Subjects related to advanced agricultural technologies are proposed by the authorities to bridge the glaring lack of knowledge in technology use in agricultural activities and to promote its adoption, which will eventually result in precision in application of inputs, increase in agricultural output and quality of agri-products.
In a research and policy advocacy paper on ‘Adoption of Modern Technologies in Agriculture’, the Central Bank made this recommendation to the policymakers, aimed at achieving further progress towards technology-oriented agriculture, which directly aides in enhancing agricultural value chains, which is crucial in the country’s next level of development and tackling the challenges in the agricultural sector.
“In the medium to long run, introducing subjects related to advanced agriculture technologies to curricula of technical and tertiary education programmes is also essential to promote technology adoption in the agriculture sector,” said the authors to the paper.
The proposal could not have come at a more fitting time, as the national policy and state patronage have disproportionately skewed towards agriculture and farming, specially aimed at achieving the dual objectives of domestic food security and enhancing export-oriented value-added agricultural produce.
Given the limited resources available for agriculture and rising demand for agri-products, precision or smart agricultural techniques have emerged, suggesting the application of a precise amount of agricultural inputs based on the crop and field condition, determined using modern information and telecommunication technologies.
The authors of the paper do not however suggest for complete decoupling of Sri Lanka’s historical agricultural systems, which could be more eco-friendly and therefore says such could be integrated with the modern technology for better and sustained results.
“At the same time, it is appropriate to revisit Sri Lanka’s historical agriculture systems, in view of integrating the best practices of such systems with modern technology as far as possible, in order to enhance the resilience and eco-friendliness of the agriculture practices,” they added.
The proposal to incorporate subjects on advanced agricultural technologies in curricula will also indirectly provide redress to one of the biggest structural imbalances plaguing the economy, as a quarter of the country’s workforce being stuck in agriculture, which creates less than one-tenth of the economic output.
“As countries develop and when farmers shift to stable, high-paying jobs, equipment and technology has taken over the role of the farmers in the developed countries,” says Waruna Singappuli, an economic analyst in his book ‘A Simple Plan for Sri Lanka’.
“That is why the number of workers needed to produce the same harvest in a developed country would be far less compared to that of a developing country such as Sri Lanka. The fact that the USA employs less than 2 percent of employed population in the agricultural sector, despite being the global leader in producing wheat and corn, underlines this point.”
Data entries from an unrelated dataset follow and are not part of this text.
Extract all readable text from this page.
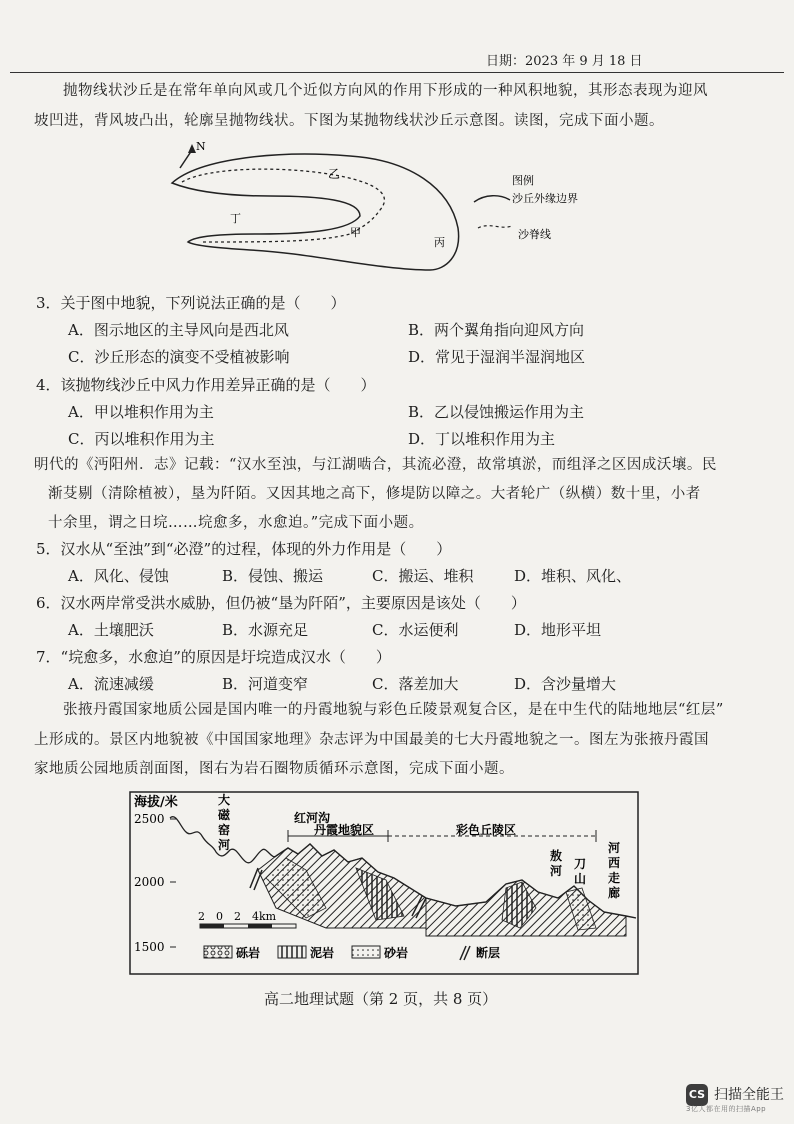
日期：2023 年 9 月 18 日
抛物线状沙丘是在常年单向风或几个近似方向风的作用下形成的一种风积地貌，其形态表现为迎风
坡凹进，背风坡凸出，轮廓呈抛物线状。下图为某抛物线状沙丘示意图。读图，完成下面小题。
N
乙
甲
丙
丁
图例
沙丘外缘边界
沙脊线
3．关于图中地貌，下列说法正确的是（　　）
A．图示地区的主导风向是西北风	B．两个翼角指向迎风方向
C．沙丘形态的演变不受植被影响	D．常见于湿润半湿润地区
4．该抛物线沙丘中风力作用差异正确的是（　　）
A．甲以堆积作用为主	B．乙以侵蚀搬运作用为主
C．丙以堆积作用为主	D．丁以堆积作用为主
明代的《沔阳州．志》记载：“汉水至浊，与江湖啮合，其流必澄，故常填淤，而组泽之区因成沃壤。民
渐芟剔（清除植被），垦为阡陌。又因其地之高下，修堤防以障之。大者轮广（纵横）数十里，小者
十余里，谓之日垸……垸愈多，水愈迫。”完成下面小题。
5．汉水从“至浊”到“必澄”的过程，体现的外力作用是（　　）
A．风化、侵蚀	B．侵蚀、搬运	C．搬运、堆积	D．堆积、风化、
6．汉水两岸常受洪水威胁，但仍被“垦为阡陌”，主要原因是该处（　　）
A．土壤肥沃	B．水源充足	C．水运便利	D．地形平坦
7．“垸愈多，水愈迫”的原因是圩垸造成汉水（　　）
A．流速减缓	B．河道变窄	C．落差加大	D．含沙量增大
张掖丹霞国家地质公园是国内唯一的丹霞地貌与彩色丘陵景观复合区，是在中生代的陆地地层“红层”
上形成的。景区内地貌被《中国国家地理》杂志评为中国最美的七大丹霞地貌之一。图左为张掖丹霞国
家地质公园地质剖面图，图右为岩石圈物质循环示意图，完成下面小题。
海拔/米
2500
2000
1500
大
磁
窑
河
红河沟
丹霞地貌区	彩色丘陵区
敖
河 刀
山
河
西
走
廊
2　0　2　4km
砾岩	泥岩	砂岩	断层
高二地理试题（第 2 页，共 8 页）
CS 扫描全能王
3亿人都在用的扫描App
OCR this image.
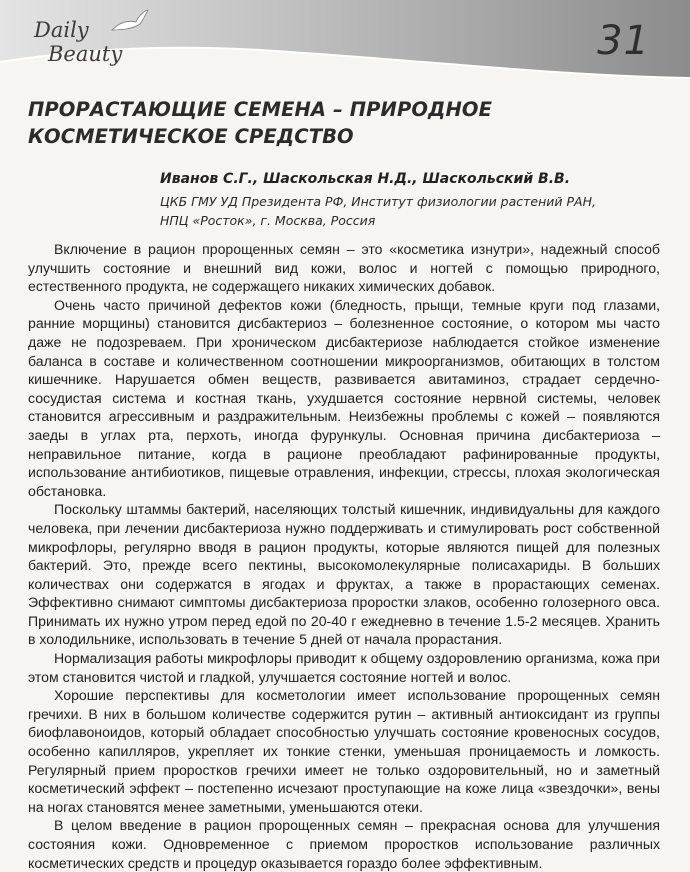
Daily
Beauty	31
ПРОРАСТАЮЩИЕ СЕМЕНА – ПРИРОДНОЕ КОСМЕТИЧЕСКОЕ СРЕДСТВО
Иванов С.Г., Шаскольская Н.Д., Шаскольский В.В.
ЦКБ ГМУ УД Президента РФ, Институт физиологии растений РАН,
НПЦ «Росток», г. Москва, Россия

Включение в рацион пророщенных семян – это «косметика изнутри», надежный способ улучшить состояние и внешний вид кожи, волос и ногтей с помощью природного, естественного продукта, не содержащего никаких химических добавок.

Очень часто причиной дефектов кожи (бледность, прыщи, темные круги под глазами, ранние морщины) становится дисбактериоз – болезненное состояние, о котором мы часто даже не подозреваем. При хроническом дисбактериозе наблюдается стойкое изменение баланса в составе и количественном соотношении микроорганизмов, обитающих в толстом кишечнике. Нарушается обмен веществ, развивается авитаминоз, страдает сердечно-сосудистая система и костная ткань, ухудшается состояние нервной системы, человек становится агрессивным и раздражительным. Неизбежны проблемы с кожей – появляются заеды в углах рта, перхоть, иногда фурункулы. Основная причина дисбактериоза – неправильное питание, когда в рационе преобладают рафинированные продукты, использование антибиотиков, пищевые отравления, инфекции, стрессы, плохая экологическая обстановка.

Поскольку штаммы бактерий, населяющих толстый кишечник, индивидуальны для каждого человека, при лечении дисбактериоза нужно поддерживать и стимулировать рост собственной микрофлоры, регулярно вводя в рацион продукты, которые являются пищей для полезных бактерий. Это, прежде всего пектины, высокомолекулярные полисахариды. В больших количествах они содержатся в ягодах и фруктах, а также в прорастающих семенах. Эффективно снимают симптомы дисбактериоза проростки злаков, особенно голозерного овса. Принимать их нужно утром перед едой по 20-40 г ежедневно в течение 1.5-2 месяцев. Хранить в холодильнике, использовать в течение 5 дней от начала прорастания.

Нормализация работы микрофлоры приводит к общему оздоровлению организма, кожа при этом становится чистой и гладкой, улучшается состояние ногтей и волос.

Хорошие перспективы для косметологии имеет использование пророщенных семян гречихи. В них в большом количестве содержится рутин – активный антиоксидант из группы биофлавоноидов, который обладает способностью улучшать состояние кровеносных сосудов, особенно капилляров, укрепляет их тонкие стенки, уменьшая проницаемость и ломкость. Регулярный прием проростков гречихи имеет не только оздоровительный, но и заметный косметический эффект – постепенно исчезают проступающие на коже лица «звездочки», вены на ногах становятся менее заметными, уменьшаются отеки.

В целом введение в рацион пророщенных семян – прекрасная основа для улучшения состояния кожи. Одновременное с приемом проростков использование различных косметических средств и процедур оказывается гораздо более эффективным.
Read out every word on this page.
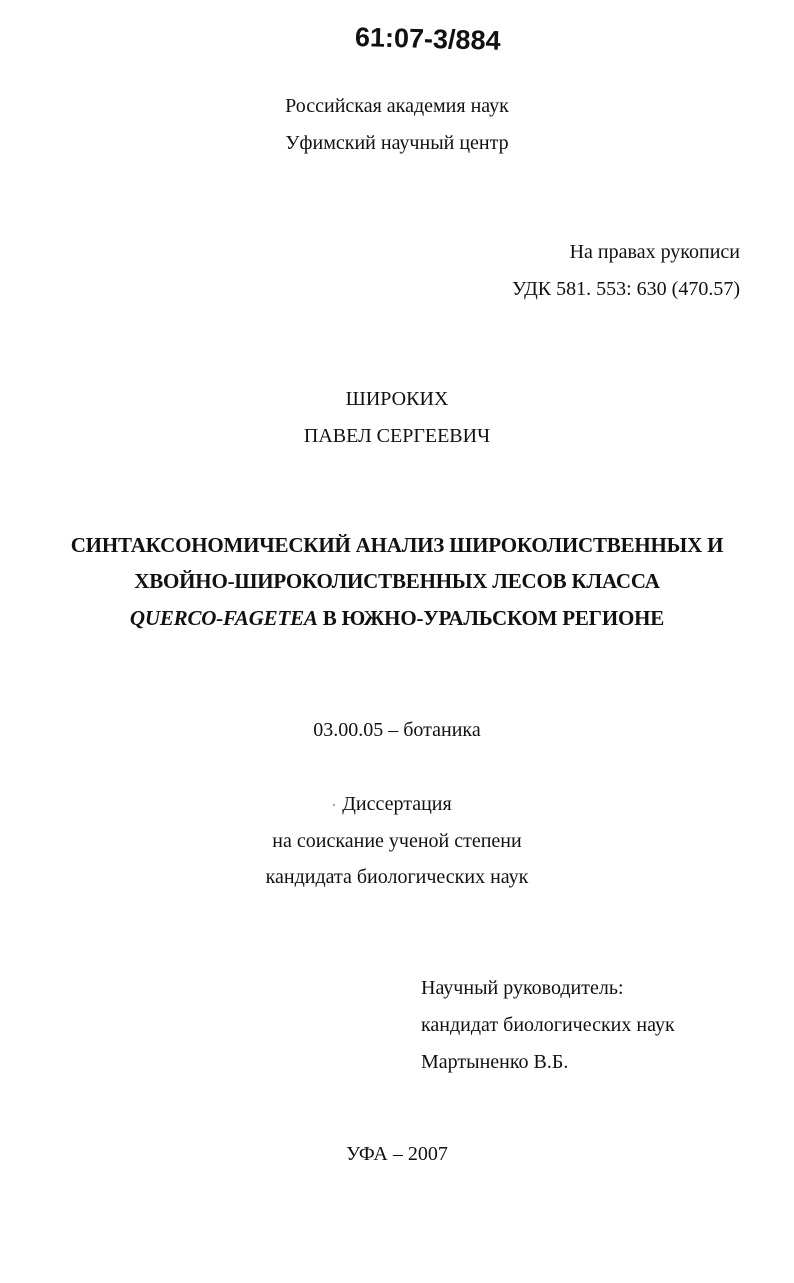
61:07-3/884
Российская академия наук
Уфимский научный центр
На правах рукописи
УДК 581. 553: 630 (470.57)
ШИРОКИХ
ПАВЕЛ СЕРГЕЕВИЧ
СИНТАКСОНОМИЧЕСКИЙ АНАЛИЗ ШИРОКОЛИСТВЕННЫХ И
ХВОЙНО-ШИРОКОЛИСТВЕННЫХ ЛЕСОВ КЛАССА
QUERCO-FAGETEA В ЮЖНО-УРАЛЬСКОМ РЕГИОНЕ
03.00.05 – ботаника
Диссертация
на соискание ученой степени
кандидата биологических наук
Научный руководитель:
кандидат биологических наук
Мартыненко В.Б.
УФА – 2007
While Sri Lanka’s politicians over the years have manipulated the agricultural sector using subsidies and other concessions as baits as it consists of a significant voter base, Singappuli says while such support is required in the interim, they should at the same time create higher income employment opportunities for farmers in other sectors of the economy, while technology and equipment is introduced into the sector to drive its growth to fill the vacuum left by the manpower.
Therefore, policy reforms are also proposed to the effect of capital allocation for technology transformation, technical education and strengthening digital infrastructure aimed at addressing persistent structural obstacles, deterring technology adoption in the agricultural sector.
Further, public investments in fostering research and development on smart tech-based agricultural practices and creating a conducive environment for the private sector to invest in such activities, are also proposed as part of creating a well-functioning eco-system, surrounding the tech-based agricultural practices.
“In addition, increasing the awareness on the available services and enhancing access to concessional loans to support farmer level investments, are also critical to address the constraints for technological adoption at the grassroots level,” the authors of the paper noted.